His inconsistencies also extended to his reaction time. There were some snaps in which he was the first player off the line and others in which he lagged almost interminably behind his teammates. Getting a consistent first step at the snap will be a focus of the coaching staff if Watson is to be seriously considered as a rookie starter.
As I mentioned in the previous example, Watson does very well in transitions. I thought that, given his inexperience, defenses would be able to confuse him with stunts on the defensive line but he did remarkably well in recognizing and passing off one defender to pick up another.

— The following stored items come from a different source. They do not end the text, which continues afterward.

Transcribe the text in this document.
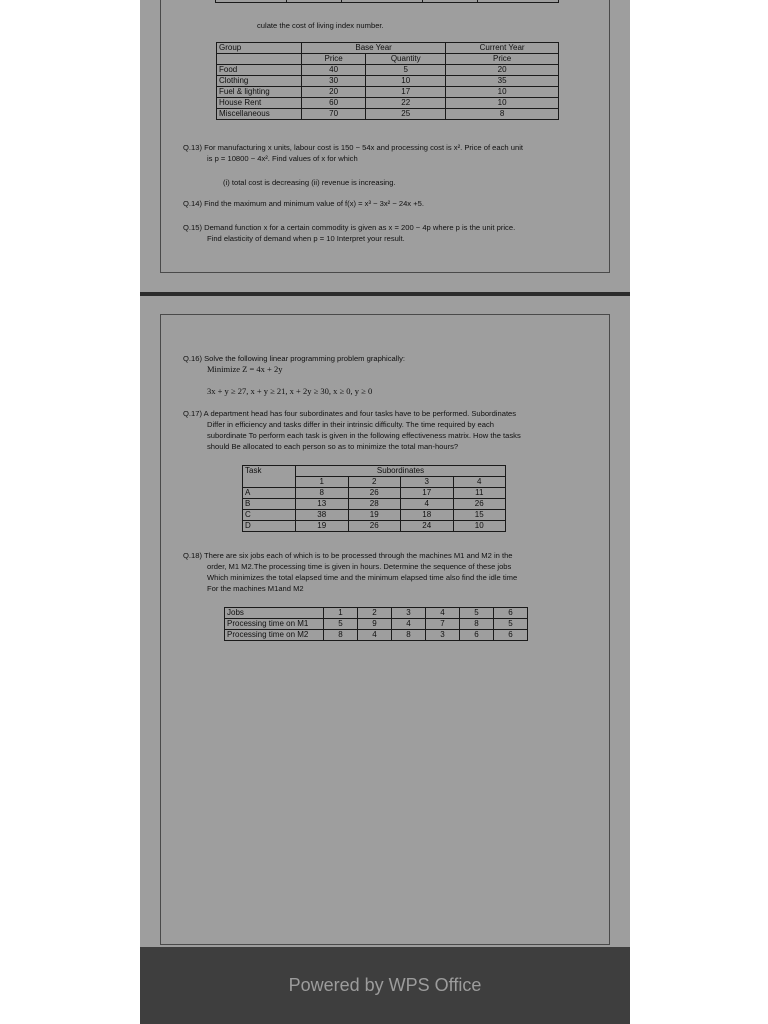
culate the cost of living index number.
Group	Base Year		Current Year
	Price	Quantity	Price
Food	40	5	20
Clothing	30	10	35
Fuel & lighting	20	17	10
House Rent	60	22	10
Miscellaneous	70	25	8
Q.13) For manufacturing x units, labour cost is 150 − 54x and processing cost is x². Price of each unit
is p = 10800 − 4x². Find values of x for which
(i) total cost is decreasing (ii) revenue is increasing.
Q.14) Find the maximum and minimum value of f(x) = x³ − 3x² − 24x +5.
Q.15) Demand function x for a certain commodity is given as x = 200 − 4p where p is the unit price.
Find elasticity of demand when p = 10 Interpret your result.
Q.16) Solve the following linear programming problem graphically:
Minimize Z = 4x + 2y
3x + y ≥ 27, x + y ≥ 21, x + 2y ≥ 30, x ≥ 0, y ≥ 0
Q.17) A department head has four subordinates and four tasks have to be performed. Subordinates
Differ in efficiency and tasks differ in their intrinsic difficulty. The time required by each
subordinate To perform each task is given in the following effectiveness matrix. How the tasks
should Be allocated to each person so as to minimize the total man-hours?
Task	Subordinates			
	1	2	3	4
A	8	26	17	11
B	13	28	4	26
C	38	19	18	15
D	19	26	24	10
Q.18) There are six jobs each of which is to be processed through the machines M1 and M2 in the
order, M1 M2.The processing time is given in hours. Determine the sequence of these jobs
Which minimizes the total elapsed time and the minimum elapsed time also find the idle time
For the machines M1and M2
Jobs	1	2	3	4	5	6
Processing time on M1	5	9	4	7	8	5
Processing time on M2	8	4	8	3	6	6
Powered by WPS Office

He also did better than expected with blitz recognition, again showing his light feet and athleticism. Here’s an example of how he was able to keep his head up, recognize a play changing around him and reacting.
As you can see, here, Watson is uncovered on the line on the right side. He is lined up practically across from the L defensive end, who he initially thinks is who he'll be blocking. However, there is a double blitz on this play. The slot cornerback blitzes in at the snap and the safety on that side also blitzes after hesitating for a moment to disguise his intentions:
At the snap, the line crashes to their right and Watson sees the cornerback coming in from his right:
Watson slides over and engages with the cornerback, stopping his momentum. At this point, the safety makes his move, trying to come around the right side of the line to try to bring the QB down:
Like the last example, Watson uses his upper body strength and pushes the DB into the melee in the center of the line and disconnects himself from that entanglement in order to stop the blitzing safety:
Watson puts himself firmly between the blitzing safety and the quarterback and uses his light feet to slide to his right so that he can keep his body moving but also put himself in the path of the blitzer:
Fully engaging the blitzer, again, he keeps the pocket clear for his quarterback, who is able to throw down the field without being bothered by the two blitzers:
Watson may or may not be ready to start right away, but I understand why McKenzie took the risk on him. He's got as high a ceiling as any player in this draft and even his floor doesn't seem to be as low as many make out. He may never tap into his full potential but he's only going to get better than he is, now.
The sky is the limit for the athletic Brit, and the Raiders hope that his focus and maturity – he's 24 years old as a rookie – will help him tap that potential sooner rather than later.